Along with her friends, she wrote and starred in Lovers in the Wood.
“There was a good witch, a bad witch and a couple of lovers — ‘I love you, I love you’. I love you’. The neighbours came and paid sixpence,” she recalled of the play put on with her friends, Amy and Rita.
The girls’ creative efforts raised two guineas for the Aid to Russia Fund and garnered them a personalized letter from Lady Churchill, the wife of Prime Minister Winston Churchill.
“They’re trying to understand the world,” she said of herself, her friends and other British children of that age.
“I used to dance around my living room, a big floppy 10 or 11 (year-old). It was a very small living room and I’d go up on the sofa.
“You never think you’re gong to fail until grown-ups come along and say, ‘What do you think you’re doing?’”
Phipps went on to study acting at the Royal Academy of Dramatic Arts, where she met a Canadian actor whom she married and followed to Canada. Their theatre took them to Los Angeles briefly and eventually to Niagara-on-the-Lake, the home of the Shaw Festival Theatre, where she still performs.
The romantic simplicity of the story isn’t much different from the insightful look at human relationships that she will help examine as she plays Grace in The Vigil, although the setting at The Mady Centre confines her character to her bed.
The TIFT production isn’t her first. She met and explored Grace for the first time in Vancouver a few years ago, as she played opposite playwright Morris Panych.

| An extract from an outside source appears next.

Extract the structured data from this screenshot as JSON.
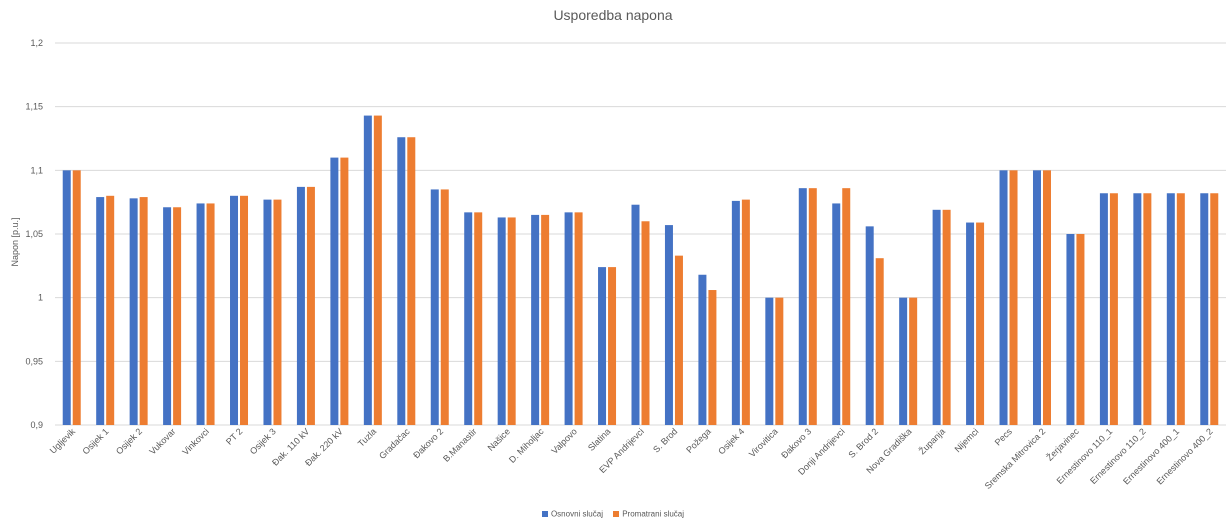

This time, she’s exploring the terrain with Alex Poch-Goldin, who a few years ago played an old woman himself — Miss Haversham in TIFT’s Great Expectations.
Early in rehearsals for the Barrie production, she already feels she’s found a better place for Grace.
“There’s a central beat and the one I have is more flowing. The audience will enjoy this play. It’s funning and a bit weird,” she said.